My Life in Ruins
Greek People: Finally Bad at Theater
Starring: Nia Vardalos, Richard Dreyfuss
By Robert Patrick
My Big Fat Greek Wedding was, to a plethora of moviegoers, a novelty comedy. How funny, they thought, as they rifled down a handful of butter slathered popcorn: these Greek people are wacky, use Windex as satisfactory disinfectant for a myriad of injuries, and have Joey Fatone in their family. Yes, the film came out of nowhere to steamroll audiences, rake in money, then, most unfortunately, reinforce writer and actress Nia Vardalos’ career as a semi-marketable comedienne.
Vardalos, who has laid low for a few years, relies on her lineage – yet again – for her newest film, My Life in Ruins.
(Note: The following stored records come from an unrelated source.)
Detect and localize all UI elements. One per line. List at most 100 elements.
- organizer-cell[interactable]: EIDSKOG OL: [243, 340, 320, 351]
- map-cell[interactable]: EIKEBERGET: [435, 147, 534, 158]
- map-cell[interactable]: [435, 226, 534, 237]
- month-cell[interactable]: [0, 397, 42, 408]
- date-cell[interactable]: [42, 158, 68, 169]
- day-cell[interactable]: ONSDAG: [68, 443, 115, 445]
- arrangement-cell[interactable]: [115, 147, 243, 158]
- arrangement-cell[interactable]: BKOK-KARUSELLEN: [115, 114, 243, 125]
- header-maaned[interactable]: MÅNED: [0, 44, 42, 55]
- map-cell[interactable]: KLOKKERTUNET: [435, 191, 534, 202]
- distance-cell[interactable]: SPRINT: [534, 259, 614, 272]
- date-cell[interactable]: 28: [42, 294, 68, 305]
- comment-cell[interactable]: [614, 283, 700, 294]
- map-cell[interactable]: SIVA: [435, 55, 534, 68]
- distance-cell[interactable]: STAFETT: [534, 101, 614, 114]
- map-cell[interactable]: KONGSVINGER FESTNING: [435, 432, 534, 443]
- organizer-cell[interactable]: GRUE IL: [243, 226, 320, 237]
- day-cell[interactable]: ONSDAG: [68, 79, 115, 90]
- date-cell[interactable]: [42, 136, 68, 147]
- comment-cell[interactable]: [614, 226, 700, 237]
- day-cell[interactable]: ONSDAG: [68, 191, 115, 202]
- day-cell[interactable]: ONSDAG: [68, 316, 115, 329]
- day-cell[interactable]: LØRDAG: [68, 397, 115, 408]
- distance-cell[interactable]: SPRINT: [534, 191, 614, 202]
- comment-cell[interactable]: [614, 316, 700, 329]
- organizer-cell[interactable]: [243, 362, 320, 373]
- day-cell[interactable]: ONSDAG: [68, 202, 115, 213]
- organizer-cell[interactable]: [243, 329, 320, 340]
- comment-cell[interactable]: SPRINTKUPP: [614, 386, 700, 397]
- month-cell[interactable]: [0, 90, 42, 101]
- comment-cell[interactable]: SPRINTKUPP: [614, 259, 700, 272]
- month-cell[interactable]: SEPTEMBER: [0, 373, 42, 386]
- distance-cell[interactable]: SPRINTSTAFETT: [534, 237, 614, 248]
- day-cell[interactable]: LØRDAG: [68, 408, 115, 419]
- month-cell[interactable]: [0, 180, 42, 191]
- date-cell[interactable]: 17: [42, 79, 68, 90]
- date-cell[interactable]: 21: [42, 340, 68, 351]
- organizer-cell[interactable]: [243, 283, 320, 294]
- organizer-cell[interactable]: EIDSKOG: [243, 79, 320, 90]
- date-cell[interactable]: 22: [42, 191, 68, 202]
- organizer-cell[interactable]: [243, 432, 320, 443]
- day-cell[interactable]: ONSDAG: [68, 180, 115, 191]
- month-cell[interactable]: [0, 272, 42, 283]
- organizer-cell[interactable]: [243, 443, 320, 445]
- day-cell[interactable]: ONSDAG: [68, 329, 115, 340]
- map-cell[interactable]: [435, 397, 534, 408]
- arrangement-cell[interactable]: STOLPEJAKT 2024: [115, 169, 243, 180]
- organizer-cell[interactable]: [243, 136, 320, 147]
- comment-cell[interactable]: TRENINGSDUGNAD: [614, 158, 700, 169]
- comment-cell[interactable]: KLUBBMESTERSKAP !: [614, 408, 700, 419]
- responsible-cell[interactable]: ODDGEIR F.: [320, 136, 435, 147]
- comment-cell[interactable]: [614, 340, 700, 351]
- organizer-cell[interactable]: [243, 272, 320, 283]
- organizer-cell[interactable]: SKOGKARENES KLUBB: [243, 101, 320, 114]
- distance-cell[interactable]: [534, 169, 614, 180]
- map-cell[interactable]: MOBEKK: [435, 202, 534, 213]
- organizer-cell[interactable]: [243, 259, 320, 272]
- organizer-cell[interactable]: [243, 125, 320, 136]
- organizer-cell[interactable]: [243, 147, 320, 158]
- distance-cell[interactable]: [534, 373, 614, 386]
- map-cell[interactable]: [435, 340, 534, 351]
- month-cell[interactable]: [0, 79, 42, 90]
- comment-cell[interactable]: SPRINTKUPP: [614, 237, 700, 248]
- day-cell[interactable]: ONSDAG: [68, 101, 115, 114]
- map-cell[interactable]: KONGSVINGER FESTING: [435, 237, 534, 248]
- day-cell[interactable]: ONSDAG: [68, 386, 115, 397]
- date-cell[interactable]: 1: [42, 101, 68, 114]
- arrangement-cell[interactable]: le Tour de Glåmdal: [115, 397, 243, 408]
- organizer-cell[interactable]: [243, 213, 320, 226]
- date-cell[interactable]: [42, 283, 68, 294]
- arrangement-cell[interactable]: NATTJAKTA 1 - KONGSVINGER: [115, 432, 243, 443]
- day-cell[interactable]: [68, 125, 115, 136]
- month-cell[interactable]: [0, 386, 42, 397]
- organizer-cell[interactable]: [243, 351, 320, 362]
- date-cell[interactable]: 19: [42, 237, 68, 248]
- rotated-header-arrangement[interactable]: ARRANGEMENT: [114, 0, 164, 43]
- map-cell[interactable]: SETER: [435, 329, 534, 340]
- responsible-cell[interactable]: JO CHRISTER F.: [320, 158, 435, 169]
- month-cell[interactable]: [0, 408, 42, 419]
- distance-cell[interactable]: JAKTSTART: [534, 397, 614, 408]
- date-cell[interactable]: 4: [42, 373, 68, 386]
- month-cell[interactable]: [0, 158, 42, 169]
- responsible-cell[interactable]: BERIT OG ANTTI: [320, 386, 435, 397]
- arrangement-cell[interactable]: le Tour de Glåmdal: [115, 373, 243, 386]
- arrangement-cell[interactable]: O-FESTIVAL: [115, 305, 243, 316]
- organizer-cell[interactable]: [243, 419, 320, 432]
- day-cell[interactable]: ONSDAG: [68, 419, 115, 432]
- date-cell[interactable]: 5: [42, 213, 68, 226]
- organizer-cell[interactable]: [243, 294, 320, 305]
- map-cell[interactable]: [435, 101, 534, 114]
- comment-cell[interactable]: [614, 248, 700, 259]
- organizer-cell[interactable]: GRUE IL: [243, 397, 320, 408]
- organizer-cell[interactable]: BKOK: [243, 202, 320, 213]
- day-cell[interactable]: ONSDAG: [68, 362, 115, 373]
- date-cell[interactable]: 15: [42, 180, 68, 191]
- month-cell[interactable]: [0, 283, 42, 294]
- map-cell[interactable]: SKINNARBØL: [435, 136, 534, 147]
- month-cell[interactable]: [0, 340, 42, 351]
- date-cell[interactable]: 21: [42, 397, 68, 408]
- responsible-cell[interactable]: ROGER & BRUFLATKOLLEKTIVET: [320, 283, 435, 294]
The Greek actress uses her heritage to boll over Americans, talk poorly of Australian accents, and make jokes about Angelina Jolie adopting too many kids. No, really, there is a tired joke about celebrity child adoption within the confines of this film.
The plot is meek and innocuous enough, giving into predictable punchlines. Vardalos plays Georgia, a Greek travel guide who is consummately pestered by goofy tourists with big hats and small amounts of social etiquette. One of guests, none other than Richard Dreyfuss, is onboard to weave mischief into Georgia’s tour of Greece. Dreyfuss’ character bobs around, pops up at inopportune times to tell tabloid jokes, then make heartfelt expositions when the plot calls for it, so that the movie has a moral center. The sentimentality runs so deep, in fact, that the saddening conversations about loss are met by sitcom resolution music.
Most recent comedies are chalked full of raunchy one-liners, verbose witticisms, and acute violence. And though I may not always enjoy the type of overindulgence that is now common place in Jason Segal excursions, I appreciate their ability to avoid jokes that involve ice cream falling on someone’s lap. My Life in Ruins, the complete antithesis of a Seth Rogan outing, is so clean that I felt like the lens of the projector was being buffed during the actual screening.
The movie’s humor relies on Georgia’s bad luck throughout her experience with a particular set of annoying tourists. The film is one note, as it calls for her to throw her hands up in despair, claw at her hair, then have some sort of slapstick situation evolve from the grief. If you’re thrilled by my description of the movie, just wait until you see a ninety-minute recurring joke about pancakes – boy, were they proud of themselves.
The supporting cast of My Life in Ruins is plagued by the likes of former SNL star Rachel Dratch and the warbling vocals of Harland Williams. Because of the atrocious script and the ridiculously unfunny line-up of comedians, Vardalos’ film does an early swan dive into my least favorite film of the year list. I felt nearly catatonic for the running time of this movie.
Dreyfuss, whose acting abilities far supersede those of the film, somehow gets stuck in the type of movie that the Hallmark Channel would play on a Sunday morning. I’m not sure what demographic would enjoy this particular brand of humor, save for older crowds who remember Richard Dreyfuss in “that one movie with graffiti”, and want to see him behave in a manner that makes him look adorable and emotionally capricious.
Director Donald Petrie, who helmed the reprehensible Welcome to Mooseport in 2003, creates another benign, forgettable comedy that would best be left unwatched by all.